I reached up and felt the skin on my cheek. Leathery, raw.
My hand shook.
I was changed, but my mind was still here. I was coherent but trapped inside this.
What had I done? I would die like this. People would watch me die like this.
I screamed again—an agonized, unnatural cry.
At the same moment, Jack appeared in the doorway.
I spun from the mirror.
Beneath the terror at my changed body, I felt relief at seeing someone I knew.
Someone who would help me make it through this nightmare. Who would endure it with me, help me.
Jack held a gun, his arm relaxed at his side. He’d been expecting to see his dad, no doubt. His gun was out because he knew he had to be ready for a confrontation.
A growl escaped my throat at the thought of Dr. Adamson.
Jack remained motionless in the doorway.
He watched me.
I watched him back, waiting for the shock to subside for him, knowing this had to be hard for him to see.

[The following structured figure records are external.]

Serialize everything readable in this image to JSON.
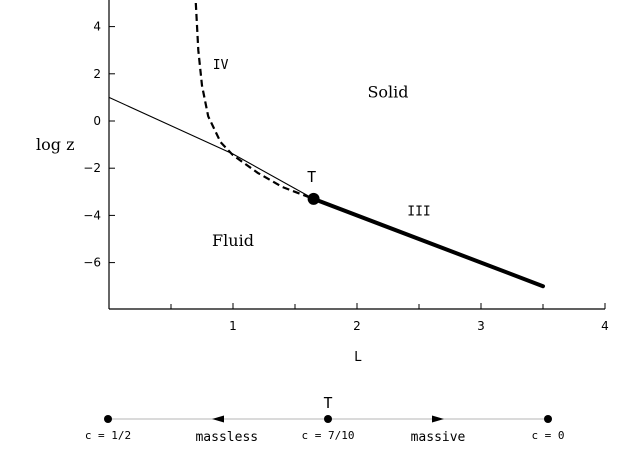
{
  "chart_data": {
    "type": "line",
    "xlabel": "L",
    "ylabel": "log z",
    "xlim": [
      0,
      4
    ],
    "ylim": [
      -8,
      5
    ],
    "x_ticks": [
      1,
      2,
      3,
      4
    ],
    "x_minor_ticks": [
      0.5,
      1.5,
      2.5,
      3.5
    ],
    "y_ticks": [
      4,
      2,
      0,
      -2,
      -4,
      -6
    ],
    "y_tick_labels": [
      "4",
      "2",
      "0",
      "−2",
      "−4",
      "−6"
    ],
    "series": [
      {
        "style": "thin-solid",
        "x": [
          0,
          1.0,
          1.65
        ],
        "y": [
          1.0,
          -1.4,
          -3.3
        ]
      },
      {
        "style": "dashed",
        "x": [
          0.7,
          0.72,
          0.75,
          0.8,
          0.9,
          1.0,
          1.2,
          1.4,
          1.65
        ],
        "y": [
          5.0,
          3.0,
          1.5,
          0.2,
          -0.9,
          -1.45,
          -2.2,
          -2.8,
          -3.3
        ]
      },
      {
        "style": "thick-solid",
        "x": [
          1.65,
          3.5
        ],
        "y": [
          -3.3,
          -7.0
        ]
      }
    ],
    "points": [
      {
        "label": "T",
        "x": 1.65,
        "y": -3.3
      }
    ],
    "region_labels": [
      {
        "text": "IV",
        "x": 0.9,
        "y": 2.2,
        "font": "mono"
      },
      {
        "text": "Solid",
        "x": 2.25,
        "y": 1.0,
        "font": "serif"
      },
      {
        "text": "III",
        "x": 2.5,
        "y": -4.0,
        "font": "mono"
      },
      {
        "text": "Fluid",
        "x": 1.0,
        "y": -5.3,
        "font": "serif"
      }
    ],
    "point_label": "T"
  },
  "flow_diagram": {
    "title": "T",
    "points": [
      {
        "label": "c = 1/2",
        "position": 0.0
      },
      {
        "label": "c = 7/10",
        "position": 0.5
      },
      {
        "label": "c = 0",
        "position": 1.0
      }
    ],
    "arrows": [
      {
        "direction": "left",
        "position": 0.25
      },
      {
        "direction": "right",
        "position": 0.75
      }
    ],
    "segment_labels": [
      {
        "text": "massless",
        "position": 0.27
      },
      {
        "text": "massive",
        "position": 0.75
      }
    ]
  }
}
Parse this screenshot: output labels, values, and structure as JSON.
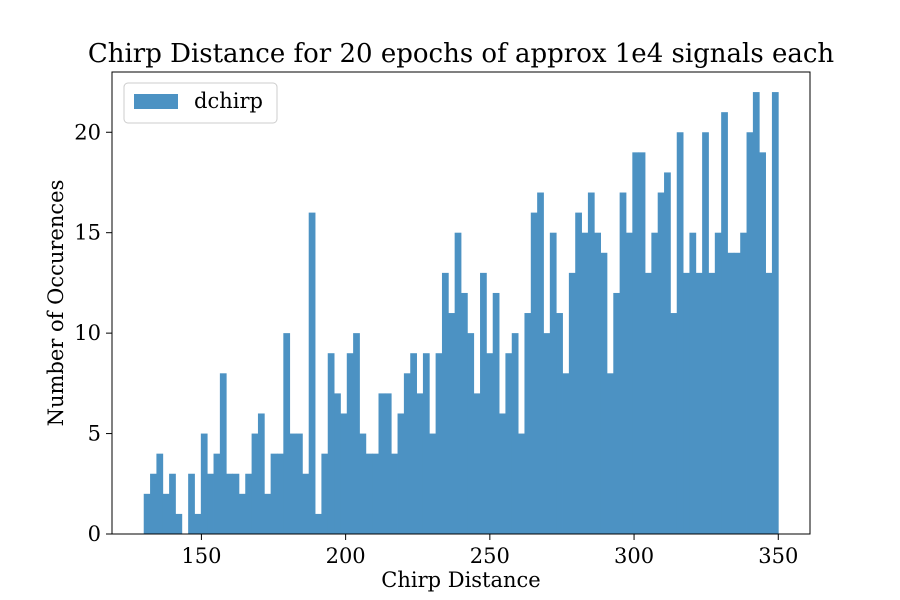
{
  "chart_data": {
    "type": "bar",
    "title": "Chirp Distance for 20 epochs of approx 1e4 signals each",
    "xlabel": "Chirp Distance",
    "ylabel": "Number of Occurences",
    "xlim": [
      119,
      361
    ],
    "ylim": [
      0,
      23
    ],
    "xticks": [
      150,
      200,
      250,
      300,
      350
    ],
    "yticks": [
      0,
      5,
      10,
      15,
      20
    ],
    "grid": false,
    "legend_position": "top-left",
    "bin_start": 130,
    "bin_width": 2.2,
    "series": [
      {
        "name": "dchirp",
        "color": "#4c92c3",
        "values": [
          2,
          3,
          4,
          2,
          3,
          1,
          0,
          3,
          1,
          5,
          3,
          4,
          8,
          3,
          3,
          2,
          3,
          5,
          6,
          2,
          4,
          4,
          10,
          5,
          5,
          3,
          16,
          1,
          4,
          9,
          7,
          6,
          9,
          10,
          5,
          4,
          4,
          7,
          7,
          4,
          6,
          8,
          9,
          7,
          9,
          5,
          9,
          13,
          11,
          15,
          12,
          10,
          7,
          13,
          9,
          12,
          6,
          9,
          10,
          5,
          11,
          16,
          17,
          10,
          15,
          11,
          8,
          13,
          16,
          15,
          17,
          15,
          14,
          8,
          12,
          17,
          15,
          19,
          19,
          13,
          15,
          17,
          18,
          11,
          20,
          13,
          15,
          13,
          20,
          13,
          15,
          21,
          14,
          14,
          15,
          20,
          22,
          19,
          13,
          22
        ]
      }
    ]
  }
}
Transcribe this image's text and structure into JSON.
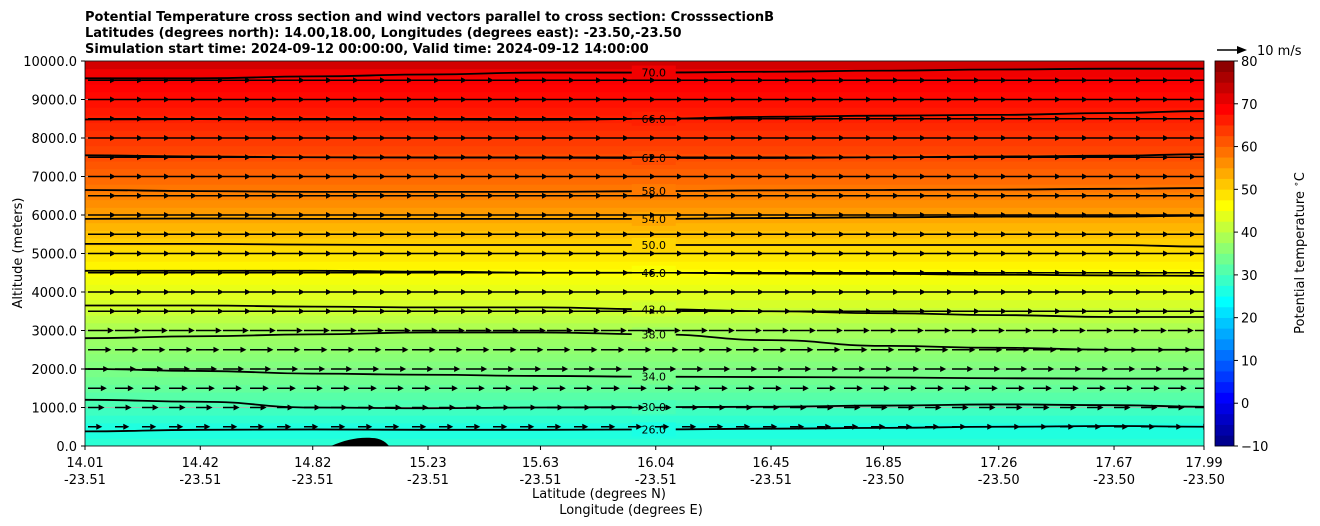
{
  "chart_data": {
    "type": "contourf",
    "title_lines": [
      "Potential Temperature cross section and wind vectors parallel to cross section: CrosssectionB",
      "Latitudes (degrees north): 14.00,18.00, Longitudes (degrees east): -23.50,-23.50",
      "Simulation start time: 2024-09-12 00:00:00, Valid time: 2024-09-12 14:00:00"
    ],
    "ylabel": "Altitude (meters)",
    "xlabel_lat": "Latitude (degrees N)",
    "xlabel_lon": "Longitude (degrees E)",
    "ylim": [
      0,
      10000
    ],
    "y_ticks": [
      "0.0",
      "1000.0",
      "2000.0",
      "3000.0",
      "4000.0",
      "5000.0",
      "6000.0",
      "7000.0",
      "8000.0",
      "9000.0",
      "10000.0"
    ],
    "y_tick_values": [
      0,
      1000,
      2000,
      3000,
      4000,
      5000,
      6000,
      7000,
      8000,
      9000,
      10000
    ],
    "xlim": [
      14.01,
      17.99
    ],
    "x_tick_positions": [
      14.01,
      14.42,
      14.82,
      15.23,
      15.63,
      16.04,
      16.45,
      16.85,
      17.26,
      17.67,
      17.99
    ],
    "x_ticks_lat": [
      "14.01",
      "14.42",
      "14.82",
      "15.23",
      "15.63",
      "16.04",
      "16.45",
      "16.85",
      "17.26",
      "17.67",
      "17.99"
    ],
    "x_ticks_lon": [
      "-23.51",
      "-23.51",
      "-23.51",
      "-23.51",
      "-23.51",
      "-23.51",
      "-23.51",
      "-23.50",
      "-23.50",
      "-23.50",
      "-23.50"
    ],
    "colorbar": {
      "label": "Potential temperature $^\\circ$C",
      "range": [
        -10,
        80
      ],
      "ticks": [
        "−10",
        "0",
        "10",
        "20",
        "30",
        "40",
        "50",
        "60",
        "70",
        "80"
      ],
      "tick_values": [
        -10,
        0,
        10,
        20,
        30,
        40,
        50,
        60,
        70,
        80
      ],
      "colormap": "jet"
    },
    "vector_key": {
      "label": "10 m/s"
    },
    "surface_theta": 28.0,
    "theta_top": 74.0,
    "grid": true,
    "contours": [
      {
        "level": 26.0,
        "label": "26.0",
        "alts": [
          380,
          420,
          430,
          420,
          420,
          430,
          450,
          470,
          500,
          520,
          500
        ]
      },
      {
        "level": 30.0,
        "label": "30.0",
        "alts": [
          1200,
          1150,
          1000,
          980,
          1000,
          1010,
          1020,
          1050,
          1080,
          1060,
          1020
        ]
      },
      {
        "level": 34.0,
        "label": "34.0",
        "alts": [
          2000,
          1950,
          1880,
          1850,
          1820,
          1800,
          1790,
          1780,
          1760,
          1750,
          1750
        ]
      },
      {
        "level": 38.0,
        "label": "38.0",
        "alts": [
          2800,
          2850,
          2900,
          2950,
          2950,
          2900,
          2750,
          2600,
          2550,
          2500,
          2500
        ]
      },
      {
        "level": 42.0,
        "label": "42.0",
        "alts": [
          3650,
          3650,
          3620,
          3600,
          3600,
          3550,
          3500,
          3450,
          3400,
          3350,
          3350
        ]
      },
      {
        "level": 46.0,
        "label": "46.0",
        "alts": [
          4550,
          4550,
          4550,
          4530,
          4500,
          4500,
          4480,
          4470,
          4450,
          4430,
          4420
        ]
      },
      {
        "level": 50.0,
        "label": "50.0",
        "alts": [
          5250,
          5250,
          5230,
          5220,
          5220,
          5220,
          5220,
          5220,
          5220,
          5220,
          5180
        ]
      },
      {
        "level": 54.0,
        "label": "54.0",
        "alts": [
          5900,
          5910,
          5900,
          5900,
          5900,
          5900,
          5920,
          5940,
          5960,
          5960,
          5980
        ]
      },
      {
        "level": 58.0,
        "label": "58.0",
        "alts": [
          6650,
          6620,
          6600,
          6600,
          6600,
          6620,
          6640,
          6650,
          6660,
          6680,
          6700
        ]
      },
      {
        "level": 62.0,
        "label": "62.0",
        "alts": [
          7550,
          7520,
          7500,
          7490,
          7490,
          7480,
          7480,
          7500,
          7520,
          7540,
          7580
        ]
      },
      {
        "level": 66.0,
        "label": "66.0",
        "alts": [
          8480,
          8490,
          8480,
          8480,
          8470,
          8500,
          8550,
          8580,
          8600,
          8650,
          8700
        ]
      },
      {
        "level": 70.0,
        "label": "70.0",
        "alts": [
          9550,
          9550,
          9600,
          9650,
          9700,
          9700,
          9720,
          9750,
          9780,
          9800,
          9800
        ]
      }
    ]
  }
}
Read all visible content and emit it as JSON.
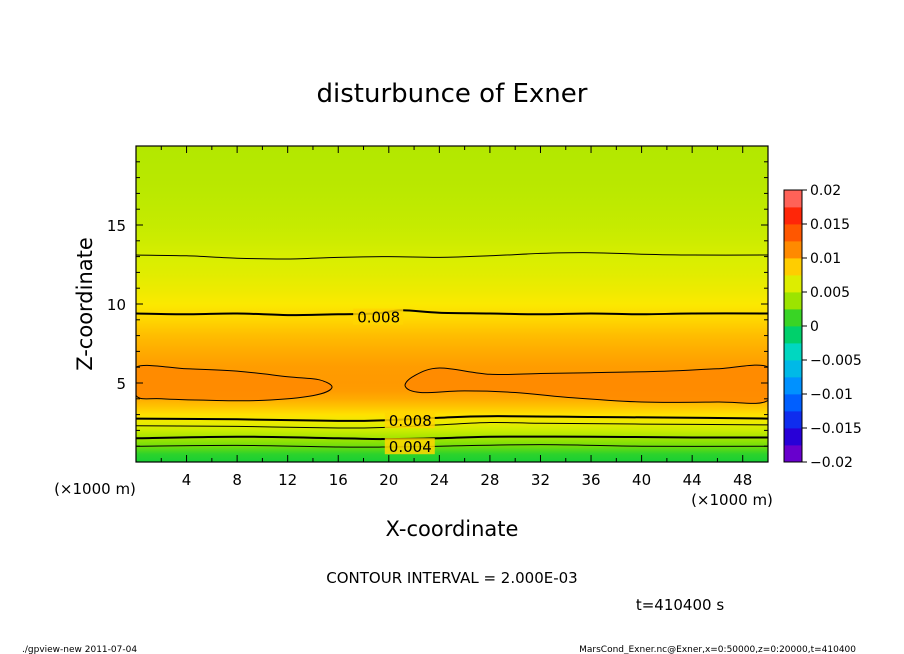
{
  "chart_data": {
    "type": "heatmap",
    "title": "disturbunce of Exner",
    "xlabel": "X-coordinate",
    "ylabel": "Z-coordinate",
    "x_unit_left": "(×1000 m)",
    "x_unit_right": "(×1000 m)",
    "xlim": [
      0,
      50
    ],
    "ylim": [
      0,
      20
    ],
    "x_ticks": [
      4,
      8,
      12,
      16,
      20,
      24,
      28,
      32,
      36,
      40,
      44,
      48
    ],
    "x_tick_labels": [
      "4",
      "8",
      "12",
      "16",
      "20",
      "24",
      "28",
      "32",
      "36",
      "40",
      "44",
      "48"
    ],
    "y_ticks": [
      5,
      10,
      15
    ],
    "y_tick_labels": [
      "5",
      "10",
      "15"
    ],
    "field_profile": {
      "z": [
        0,
        0.5,
        1,
        1.5,
        2,
        2.5,
        3,
        3.5,
        4,
        4.5,
        5,
        6,
        7,
        8,
        9,
        10,
        11,
        12,
        13,
        14,
        15,
        16,
        17,
        18,
        19,
        20
      ],
      "value": [
        0.0005,
        0.001,
        0.0025,
        0.004,
        0.0055,
        0.007,
        0.0082,
        0.009,
        0.0097,
        0.0102,
        0.0104,
        0.0102,
        0.0097,
        0.0092,
        0.0085,
        0.0078,
        0.007,
        0.0064,
        0.006,
        0.0056,
        0.0053,
        0.0051,
        0.0049,
        0.0048,
        0.0047,
        0.0046
      ]
    },
    "contours": [
      {
        "level": 0.002,
        "points": [
          [
            0,
            1.0
          ],
          [
            8,
            1.05
          ],
          [
            16,
            0.95
          ],
          [
            20,
            0.95
          ],
          [
            24,
            1.0
          ],
          [
            32,
            1.1
          ],
          [
            40,
            1.0
          ],
          [
            50,
            1.0
          ]
        ]
      },
      {
        "level": 0.004,
        "points": [
          [
            0,
            1.5
          ],
          [
            8,
            1.6
          ],
          [
            16,
            1.5
          ],
          [
            20,
            1.45
          ],
          [
            24,
            1.5
          ],
          [
            28,
            1.6
          ],
          [
            36,
            1.6
          ],
          [
            44,
            1.55
          ],
          [
            50,
            1.55
          ]
        ],
        "label": "0.004",
        "label_at": [
          20,
          1.0
        ]
      },
      {
        "level": 0.006,
        "points": [
          [
            0,
            2.3
          ],
          [
            8,
            2.25
          ],
          [
            16,
            2.15
          ],
          [
            20,
            2.2
          ],
          [
            24,
            2.35
          ],
          [
            28,
            2.5
          ],
          [
            32,
            2.45
          ],
          [
            40,
            2.4
          ],
          [
            50,
            2.35
          ]
        ]
      },
      {
        "level": 0.008,
        "points": [
          [
            0,
            2.75
          ],
          [
            8,
            2.7
          ],
          [
            16,
            2.6
          ],
          [
            20,
            2.65
          ],
          [
            24,
            2.8
          ],
          [
            28,
            2.9
          ],
          [
            36,
            2.85
          ],
          [
            44,
            2.8
          ],
          [
            50,
            2.75
          ]
        ],
        "label": "0.008",
        "label_at": [
          20,
          2.65
        ]
      },
      {
        "level": 0.008,
        "points": [
          [
            0,
            9.4
          ],
          [
            4,
            9.35
          ],
          [
            8,
            9.4
          ],
          [
            12,
            9.3
          ],
          [
            16,
            9.35
          ],
          [
            19,
            9.4
          ],
          [
            21,
            9.6
          ],
          [
            24,
            9.45
          ],
          [
            28,
            9.4
          ],
          [
            32,
            9.35
          ],
          [
            36,
            9.4
          ],
          [
            40,
            9.35
          ],
          [
            44,
            9.4
          ],
          [
            50,
            9.4
          ]
        ],
        "label": "0.008",
        "label_at": [
          17.5,
          9.2
        ]
      },
      {
        "level": 0.006,
        "points": [
          [
            0,
            13.1
          ],
          [
            4,
            13.05
          ],
          [
            8,
            12.9
          ],
          [
            12,
            12.85
          ],
          [
            16,
            12.95
          ],
          [
            20,
            13.0
          ],
          [
            24,
            12.95
          ],
          [
            28,
            13.05
          ],
          [
            32,
            13.2
          ],
          [
            36,
            13.25
          ],
          [
            40,
            13.15
          ],
          [
            44,
            13.1
          ],
          [
            50,
            13.1
          ]
        ]
      }
    ],
    "closed_contours": [
      {
        "level": 0.01,
        "points": [
          [
            0,
            6.0
          ],
          [
            4,
            5.9
          ],
          [
            8,
            5.75
          ],
          [
            12,
            5.4
          ],
          [
            14.5,
            5.2
          ],
          [
            15.5,
            4.7
          ],
          [
            14,
            4.2
          ],
          [
            10,
            3.9
          ],
          [
            6,
            3.9
          ],
          [
            2,
            4.0
          ],
          [
            0,
            4.2
          ]
        ]
      },
      {
        "level": 0.01,
        "points": [
          [
            50,
            6.0
          ],
          [
            46,
            5.9
          ],
          [
            42,
            5.75
          ],
          [
            36,
            5.65
          ],
          [
            32,
            5.6
          ],
          [
            28,
            5.55
          ],
          [
            24,
            5.95
          ],
          [
            22,
            5.45
          ],
          [
            21.3,
            4.8
          ],
          [
            22.5,
            4.4
          ],
          [
            26,
            4.5
          ],
          [
            30,
            4.4
          ],
          [
            34,
            4.1
          ],
          [
            40,
            3.8
          ],
          [
            46,
            3.8
          ],
          [
            50,
            3.9
          ]
        ]
      }
    ],
    "colorbar": {
      "range": [
        -0.02,
        0.02
      ],
      "tick_values": [
        0.02,
        0.015,
        0.01,
        0.005,
        0,
        -0.005,
        -0.01,
        -0.015,
        -0.02
      ],
      "tick_labels": [
        "0.02",
        "0.015",
        "0.01",
        "0.005",
        "0",
        "−0.005",
        "−0.01",
        "−0.015",
        "−0.02"
      ],
      "stops": [
        {
          "v": -0.02,
          "c": "#8800c8"
        },
        {
          "v": -0.016,
          "c": "#2200d8"
        },
        {
          "v": -0.012,
          "c": "#0050ff"
        },
        {
          "v": -0.008,
          "c": "#00a0ff"
        },
        {
          "v": -0.004,
          "c": "#00d8c8"
        },
        {
          "v": 0,
          "c": "#00cc40"
        },
        {
          "v": 0.003,
          "c": "#88e000"
        },
        {
          "v": 0.006,
          "c": "#d8ee00"
        },
        {
          "v": 0.008,
          "c": "#ffe800"
        },
        {
          "v": 0.01,
          "c": "#ffa000"
        },
        {
          "v": 0.013,
          "c": "#ff6a00"
        },
        {
          "v": 0.016,
          "c": "#ff2000"
        },
        {
          "v": 0.02,
          "c": "#ff8080"
        }
      ]
    }
  },
  "footer": {
    "contour_interval": "CONTOUR INTERVAL = 2.000E-03",
    "time": "t=410400 s",
    "left_note": "./gpview-new  2011-07-04",
    "right_note": "MarsCond_Exner.nc@Exner,x=0:50000,z=0:20000,t=410400"
  }
}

What was the right thing to say? I had to explain why I did it, that I had to do it. Jack, of all people, would understand that.
He just had to get over the shock …. I’d be patient. I’d wait for that.
He clenched his jaw, looked away, and blinked several times, like he might be pushing away tears. It reminded me of the way I must have looked with Finn, that first time I saw him as a modwrog.
From across the expanse of bathroom between us, I started to reach my hand out toward Jack—to help, to offer support, to do … I don’t know what.
We’d make it through this moment together.
But Jack’s face went hard, all emotion wiped away.
He raised his gun and aimed it at my chest.